I continued on a little bit past the lake.  In the picture below you can see (maybe) the trail continuing on just above that cliff, and then around the bowl (just below the white patches of snow) to the low point of the ridge just right of center in the picture.  That's the saddle.  I stayed for quite awhile looking out over the Timpanogos Basin, as it's called.  I looked at the trail coming up from the Timpooneke side (on the right of the picture).  I looked at the mountain peaks in the distance (not pictured).  I took inventory of how I felt physically and what I wanted to accomplish on this hike.

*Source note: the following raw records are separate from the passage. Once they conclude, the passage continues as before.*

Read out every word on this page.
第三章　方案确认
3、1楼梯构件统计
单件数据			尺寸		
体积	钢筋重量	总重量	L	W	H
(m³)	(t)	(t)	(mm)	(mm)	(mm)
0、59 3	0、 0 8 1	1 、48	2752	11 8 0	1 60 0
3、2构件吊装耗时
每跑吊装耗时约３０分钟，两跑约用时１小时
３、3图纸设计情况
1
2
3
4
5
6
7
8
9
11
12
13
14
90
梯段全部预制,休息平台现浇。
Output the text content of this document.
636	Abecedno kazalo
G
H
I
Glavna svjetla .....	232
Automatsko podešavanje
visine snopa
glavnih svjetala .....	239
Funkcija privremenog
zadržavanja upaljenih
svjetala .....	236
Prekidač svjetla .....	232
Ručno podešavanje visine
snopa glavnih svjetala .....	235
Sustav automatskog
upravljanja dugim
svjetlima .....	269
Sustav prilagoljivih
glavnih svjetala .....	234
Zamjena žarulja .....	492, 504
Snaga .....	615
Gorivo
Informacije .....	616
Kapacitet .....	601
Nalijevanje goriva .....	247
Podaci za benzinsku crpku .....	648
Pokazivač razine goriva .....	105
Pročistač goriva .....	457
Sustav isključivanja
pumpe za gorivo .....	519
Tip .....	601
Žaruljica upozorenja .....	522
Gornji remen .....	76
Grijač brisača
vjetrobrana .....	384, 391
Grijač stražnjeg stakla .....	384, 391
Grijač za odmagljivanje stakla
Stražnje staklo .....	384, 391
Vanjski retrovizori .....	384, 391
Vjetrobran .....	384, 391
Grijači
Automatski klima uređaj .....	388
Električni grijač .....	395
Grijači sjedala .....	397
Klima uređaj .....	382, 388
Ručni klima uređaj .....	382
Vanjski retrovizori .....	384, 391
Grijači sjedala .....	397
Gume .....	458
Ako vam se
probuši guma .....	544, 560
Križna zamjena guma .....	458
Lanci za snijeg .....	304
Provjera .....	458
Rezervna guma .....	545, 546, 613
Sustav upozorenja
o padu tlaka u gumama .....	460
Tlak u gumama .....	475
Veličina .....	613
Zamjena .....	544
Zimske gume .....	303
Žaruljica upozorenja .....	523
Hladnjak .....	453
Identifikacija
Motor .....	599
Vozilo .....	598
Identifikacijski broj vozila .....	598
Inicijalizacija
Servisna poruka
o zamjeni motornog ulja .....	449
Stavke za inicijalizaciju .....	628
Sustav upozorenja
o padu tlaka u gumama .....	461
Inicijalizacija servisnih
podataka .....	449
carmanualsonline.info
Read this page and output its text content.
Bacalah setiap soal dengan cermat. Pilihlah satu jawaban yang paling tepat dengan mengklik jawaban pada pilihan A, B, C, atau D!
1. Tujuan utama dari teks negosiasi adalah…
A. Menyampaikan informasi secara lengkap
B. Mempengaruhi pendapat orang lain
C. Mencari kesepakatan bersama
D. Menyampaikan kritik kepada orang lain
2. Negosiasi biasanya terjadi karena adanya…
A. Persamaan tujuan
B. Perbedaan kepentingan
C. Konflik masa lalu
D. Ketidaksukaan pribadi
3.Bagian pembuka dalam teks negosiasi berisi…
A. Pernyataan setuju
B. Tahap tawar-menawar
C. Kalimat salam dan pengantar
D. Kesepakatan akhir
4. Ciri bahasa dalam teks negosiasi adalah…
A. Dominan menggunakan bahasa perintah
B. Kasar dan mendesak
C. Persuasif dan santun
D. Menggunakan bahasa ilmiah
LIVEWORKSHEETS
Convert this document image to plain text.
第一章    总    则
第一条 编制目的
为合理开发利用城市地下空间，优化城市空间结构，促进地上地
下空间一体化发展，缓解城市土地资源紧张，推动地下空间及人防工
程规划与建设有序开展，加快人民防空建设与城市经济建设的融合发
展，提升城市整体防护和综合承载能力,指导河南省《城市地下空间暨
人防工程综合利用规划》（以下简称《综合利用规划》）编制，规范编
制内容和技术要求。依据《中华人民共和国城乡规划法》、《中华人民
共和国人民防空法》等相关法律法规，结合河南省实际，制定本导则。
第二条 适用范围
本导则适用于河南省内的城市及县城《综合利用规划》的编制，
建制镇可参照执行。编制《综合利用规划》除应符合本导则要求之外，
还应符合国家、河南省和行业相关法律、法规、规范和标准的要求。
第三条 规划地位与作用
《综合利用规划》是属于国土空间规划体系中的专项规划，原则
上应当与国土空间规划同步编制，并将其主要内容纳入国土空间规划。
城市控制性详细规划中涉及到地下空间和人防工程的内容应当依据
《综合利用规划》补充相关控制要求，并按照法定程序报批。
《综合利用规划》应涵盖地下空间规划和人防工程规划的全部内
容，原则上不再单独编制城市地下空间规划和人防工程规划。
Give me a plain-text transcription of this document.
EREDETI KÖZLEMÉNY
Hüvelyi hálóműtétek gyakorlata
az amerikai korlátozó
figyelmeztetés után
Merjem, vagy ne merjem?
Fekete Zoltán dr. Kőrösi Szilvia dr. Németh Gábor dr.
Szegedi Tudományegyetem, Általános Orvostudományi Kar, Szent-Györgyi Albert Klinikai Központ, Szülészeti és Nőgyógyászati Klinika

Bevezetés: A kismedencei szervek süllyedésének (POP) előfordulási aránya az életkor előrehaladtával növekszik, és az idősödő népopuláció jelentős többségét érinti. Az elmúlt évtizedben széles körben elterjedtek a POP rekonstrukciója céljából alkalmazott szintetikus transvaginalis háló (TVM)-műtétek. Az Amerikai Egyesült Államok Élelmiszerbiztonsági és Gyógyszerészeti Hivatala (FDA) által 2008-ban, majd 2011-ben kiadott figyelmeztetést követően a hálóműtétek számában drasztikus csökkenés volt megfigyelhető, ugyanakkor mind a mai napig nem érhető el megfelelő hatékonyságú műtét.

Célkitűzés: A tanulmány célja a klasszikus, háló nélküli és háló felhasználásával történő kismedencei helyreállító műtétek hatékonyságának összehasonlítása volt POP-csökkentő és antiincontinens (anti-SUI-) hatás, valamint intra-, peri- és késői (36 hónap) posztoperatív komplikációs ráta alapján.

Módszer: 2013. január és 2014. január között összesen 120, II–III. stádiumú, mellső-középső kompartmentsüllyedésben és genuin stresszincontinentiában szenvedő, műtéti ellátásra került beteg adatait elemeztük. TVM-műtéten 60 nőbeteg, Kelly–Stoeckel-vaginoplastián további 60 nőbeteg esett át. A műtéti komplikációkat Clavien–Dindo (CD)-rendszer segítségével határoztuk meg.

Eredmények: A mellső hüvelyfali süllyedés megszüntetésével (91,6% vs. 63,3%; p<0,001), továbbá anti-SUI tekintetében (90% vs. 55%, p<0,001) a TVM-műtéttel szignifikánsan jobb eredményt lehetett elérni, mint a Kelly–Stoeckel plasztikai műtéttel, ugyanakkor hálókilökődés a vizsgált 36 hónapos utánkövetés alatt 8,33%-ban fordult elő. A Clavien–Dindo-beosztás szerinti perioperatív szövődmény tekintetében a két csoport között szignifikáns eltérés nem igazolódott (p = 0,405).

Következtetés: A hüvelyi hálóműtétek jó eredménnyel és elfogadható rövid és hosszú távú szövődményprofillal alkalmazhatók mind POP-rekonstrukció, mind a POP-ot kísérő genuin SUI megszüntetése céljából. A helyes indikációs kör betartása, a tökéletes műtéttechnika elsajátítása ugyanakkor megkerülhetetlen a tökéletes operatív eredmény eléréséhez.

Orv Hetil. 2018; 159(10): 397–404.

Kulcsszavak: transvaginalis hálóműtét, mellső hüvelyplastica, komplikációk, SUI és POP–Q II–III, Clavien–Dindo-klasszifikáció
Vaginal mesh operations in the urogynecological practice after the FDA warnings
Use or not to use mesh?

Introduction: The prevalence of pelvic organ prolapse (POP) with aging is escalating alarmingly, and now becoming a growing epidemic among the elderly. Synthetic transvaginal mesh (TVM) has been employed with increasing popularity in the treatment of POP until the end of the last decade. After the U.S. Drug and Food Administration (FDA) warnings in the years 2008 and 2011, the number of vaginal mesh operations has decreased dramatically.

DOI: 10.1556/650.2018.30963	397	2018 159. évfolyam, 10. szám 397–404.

A couple miles before this I realized that my pace was much slower than I had hoped.  The trail was just so steep in so many places and I hadn't really counted on that.  Originally I had thought I could complete the whole hike and be home by 2 in the afternoon.  I'd get home at about 2 if I turned around right then. I calculated that, even at my best, it would take at least three hours to get to the peak.  I needed to be home by five, so that would work, but with my sore feet and pulled hammie I wasn't convinced 3 hours would cut it.  I might be able to return to the point I was at in 3 hours, but the additional abuse to my body would slow my descent down the rest of the trail.
So what did I want to get out of the hike? I considered that for a long time.  If I had never previously been to the peak, that would be an easy question. But since I'd already been to the peak at least 6 times what did it really matter? I remembered how every other time I've come down from the mountain I've been sore, hurting, and in a terrible mood because of the pain.  And my mood wouldn't change much after getting home.

In my old age I guess I've gained some wisdom and decided that I had gone far enough. I had learned about a different route up the mountain. I had seen some incredible scenery. I had shared the trail with a dozen mountain goats for awhile. I had climbed 3,700 feet up a stinking mountain. That was enough.  I turned around with a smile on my face and, for the first time, enjoyed climbing down from Mount Timpanogos.
And, at Annie's insistence that I take more pictures of myself, here's a self portrait. You can even see my hand holding the camera in the reflection of my glasses.
The one bad thing about going this late in the year is that most of the waterfalls were turned off. I guess the Forest Service turns off the tap sometime in September every year.  It was a little disappointing, but my feet stayed dry.
There was one waterfall still working.  Apparently it's called Stewart Cascades or something like that.  It was pretty.  If there's one reason to hike this trail again, that's it.  I'd like to see it when the Forest Service turns the water on all the way.
It didn't take too long to get back to the car, but with all the switchbacks it was a little depressing to walk a mile and still not appear to be any closer to the bottom.

The parking lot was full when I left, and there were cars parked all up and down the road for at least a quarter mile.  And people laughed at me when I said I planned to get there at 5:30.

Oh, another interesting thing about the hike: I decided to take my HAM radio with me. There's a volunteer group (TERT) that spends the weekends at each trailhead and up near Emerald Lake and they help people who need help and radio for more help if someone needs to be helicoptered off or anything.  I was interested to hear their conversations. It turns out that their conversations weren't all that interesting.  But, as a bonus, I think people thought I was some sort of official-type person with my radio.  One group asked if I was with Search and Rescue. I was going to tell them that I was just with "Search", and that I left the "Rescue" to people who knew what they're doing.  But I didn't actually think of that for 1/4 mile, and it really wouldn't have been that funny anyway.

In summary (finally), I hiked 11.5 miles and climbed about 3,700 vertical feet to a point a bit past Emerald Lake.  And I realized that there are more reasons to climb a mountain than just reaching the peak.